A giudizio del Consiglio di Stato, rientra pertanto nelle conseguenze immediate e dirette il pregiudizio consistente nel mancato introito dei guadagni ricavabili dall’attività commerciale poi effettivamente attivata sull’area. Per la quantificazione di tale importo, il mancato introito deve essere correttamente parametrato al ritardo con il quale è stata avviata l’attività, ovvero al periodo nel quale, a causa dei provvedimenti illegittimi dell’amministrazione, la società non ha potuto disporre dell’area.

In altri termini, è comprovato che l’illegittima apprensione dell’area da parte dell’amministrazione ha ritardato la realizzazione del progetto, impedendo la percezione dei relativi frutti per circa un biennio. Invero, senza l’occupazione illegittima, è ragionevole ritenere che la società avrebbe terminato i lavori due anni prima e, perciò avrebbe conseguito maggiori guadagni corrispondenti a due anni di attività ‘a regime’ (avendo dovuto comunque scontare, con due anni di ritardo, un periodo di primo avviamento, con ricavi comprensibilmente inferiori).
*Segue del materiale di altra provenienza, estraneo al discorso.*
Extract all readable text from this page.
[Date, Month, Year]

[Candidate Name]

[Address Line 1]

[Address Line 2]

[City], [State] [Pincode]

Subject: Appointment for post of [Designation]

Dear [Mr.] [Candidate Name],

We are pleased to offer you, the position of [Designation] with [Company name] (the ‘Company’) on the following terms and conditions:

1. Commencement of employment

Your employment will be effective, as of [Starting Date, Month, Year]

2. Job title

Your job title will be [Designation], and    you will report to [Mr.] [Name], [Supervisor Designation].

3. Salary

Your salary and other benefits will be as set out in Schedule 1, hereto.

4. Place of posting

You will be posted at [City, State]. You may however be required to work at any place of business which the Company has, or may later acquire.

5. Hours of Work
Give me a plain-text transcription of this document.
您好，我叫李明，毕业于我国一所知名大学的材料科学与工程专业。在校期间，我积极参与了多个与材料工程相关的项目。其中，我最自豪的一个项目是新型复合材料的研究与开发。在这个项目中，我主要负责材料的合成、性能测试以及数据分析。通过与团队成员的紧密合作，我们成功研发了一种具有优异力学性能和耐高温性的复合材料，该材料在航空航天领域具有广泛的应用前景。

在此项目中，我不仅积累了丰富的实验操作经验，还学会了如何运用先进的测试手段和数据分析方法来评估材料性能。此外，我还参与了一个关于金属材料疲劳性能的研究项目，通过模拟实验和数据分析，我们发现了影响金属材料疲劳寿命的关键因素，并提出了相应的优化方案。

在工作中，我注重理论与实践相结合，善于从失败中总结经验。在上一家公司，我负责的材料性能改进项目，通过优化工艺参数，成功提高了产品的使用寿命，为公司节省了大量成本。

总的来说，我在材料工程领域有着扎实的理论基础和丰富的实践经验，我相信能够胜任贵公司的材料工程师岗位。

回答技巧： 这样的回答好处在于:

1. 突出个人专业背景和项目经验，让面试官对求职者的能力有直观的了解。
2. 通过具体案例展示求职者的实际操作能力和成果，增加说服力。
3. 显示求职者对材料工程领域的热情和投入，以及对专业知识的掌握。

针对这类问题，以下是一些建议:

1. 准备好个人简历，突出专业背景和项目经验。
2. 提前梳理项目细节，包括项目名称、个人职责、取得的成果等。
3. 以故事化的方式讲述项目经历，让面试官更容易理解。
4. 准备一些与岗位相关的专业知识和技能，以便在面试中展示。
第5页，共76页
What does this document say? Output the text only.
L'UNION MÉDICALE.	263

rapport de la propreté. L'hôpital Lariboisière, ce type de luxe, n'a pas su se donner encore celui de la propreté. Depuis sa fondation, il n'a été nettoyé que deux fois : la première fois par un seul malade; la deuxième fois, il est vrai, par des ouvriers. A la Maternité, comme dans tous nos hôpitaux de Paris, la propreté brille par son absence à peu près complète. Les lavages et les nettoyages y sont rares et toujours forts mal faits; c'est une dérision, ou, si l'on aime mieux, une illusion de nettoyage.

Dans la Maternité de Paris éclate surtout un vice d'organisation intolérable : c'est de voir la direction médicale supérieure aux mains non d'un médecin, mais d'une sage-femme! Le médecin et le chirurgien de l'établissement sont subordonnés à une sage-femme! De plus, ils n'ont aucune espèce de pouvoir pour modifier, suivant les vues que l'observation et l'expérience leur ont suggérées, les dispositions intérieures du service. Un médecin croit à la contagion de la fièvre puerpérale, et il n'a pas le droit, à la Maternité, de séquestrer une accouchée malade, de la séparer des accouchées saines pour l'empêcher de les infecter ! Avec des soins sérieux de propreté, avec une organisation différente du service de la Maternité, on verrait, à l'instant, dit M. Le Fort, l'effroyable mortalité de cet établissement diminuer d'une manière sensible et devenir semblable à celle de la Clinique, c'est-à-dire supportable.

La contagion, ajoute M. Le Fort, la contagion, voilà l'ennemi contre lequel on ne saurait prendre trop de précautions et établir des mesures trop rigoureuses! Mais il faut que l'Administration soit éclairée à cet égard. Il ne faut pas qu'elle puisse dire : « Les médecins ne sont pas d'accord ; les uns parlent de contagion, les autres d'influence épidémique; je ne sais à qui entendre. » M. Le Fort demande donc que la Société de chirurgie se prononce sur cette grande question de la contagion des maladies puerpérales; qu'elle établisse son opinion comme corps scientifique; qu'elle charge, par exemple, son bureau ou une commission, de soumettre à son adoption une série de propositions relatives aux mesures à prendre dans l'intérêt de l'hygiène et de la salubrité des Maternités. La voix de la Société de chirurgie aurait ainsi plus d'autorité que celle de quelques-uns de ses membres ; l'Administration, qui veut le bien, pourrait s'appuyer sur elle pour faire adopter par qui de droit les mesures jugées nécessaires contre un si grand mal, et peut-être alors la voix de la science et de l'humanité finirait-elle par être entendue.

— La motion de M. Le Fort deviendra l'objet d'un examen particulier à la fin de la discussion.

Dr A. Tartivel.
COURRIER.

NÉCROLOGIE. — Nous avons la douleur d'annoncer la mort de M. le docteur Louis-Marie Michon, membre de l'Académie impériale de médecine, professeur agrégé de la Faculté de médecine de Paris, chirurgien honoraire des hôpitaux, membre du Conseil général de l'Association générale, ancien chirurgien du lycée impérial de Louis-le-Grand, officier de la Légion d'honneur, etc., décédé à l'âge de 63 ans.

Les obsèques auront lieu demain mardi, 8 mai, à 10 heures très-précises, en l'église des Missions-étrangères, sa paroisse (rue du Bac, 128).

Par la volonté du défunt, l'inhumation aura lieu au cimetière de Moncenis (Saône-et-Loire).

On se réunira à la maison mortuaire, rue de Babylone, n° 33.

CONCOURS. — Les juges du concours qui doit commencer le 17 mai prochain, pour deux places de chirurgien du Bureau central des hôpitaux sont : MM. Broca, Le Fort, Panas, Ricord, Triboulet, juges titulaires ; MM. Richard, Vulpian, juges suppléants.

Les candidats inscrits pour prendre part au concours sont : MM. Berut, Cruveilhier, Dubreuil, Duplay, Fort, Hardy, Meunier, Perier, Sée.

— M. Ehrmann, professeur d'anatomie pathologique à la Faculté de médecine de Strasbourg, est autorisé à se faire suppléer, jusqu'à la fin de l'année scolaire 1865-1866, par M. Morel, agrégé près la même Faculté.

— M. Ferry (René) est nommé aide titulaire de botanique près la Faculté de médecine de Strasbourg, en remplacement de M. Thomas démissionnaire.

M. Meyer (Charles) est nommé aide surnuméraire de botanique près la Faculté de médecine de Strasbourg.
Pertanto, i giudici hanno determinato il danno subito nell’importo pari alla somma degli utili ante imposte risultanti dai bilanci depositati relativi agli esercizi 2013 e 2014, dovendosi a tal fine intendere per “utile ante imposte” il risultato del conto economico, depurato da proventi e oneri straordinari, così come risultante dal conto economico. Su tale somma andranno calcolati interessi e rivalutazione, secondo le regole ordinarie, a decorrere dal momento in cui tali utili avrebbero potuto essere prodotti fino al saldo.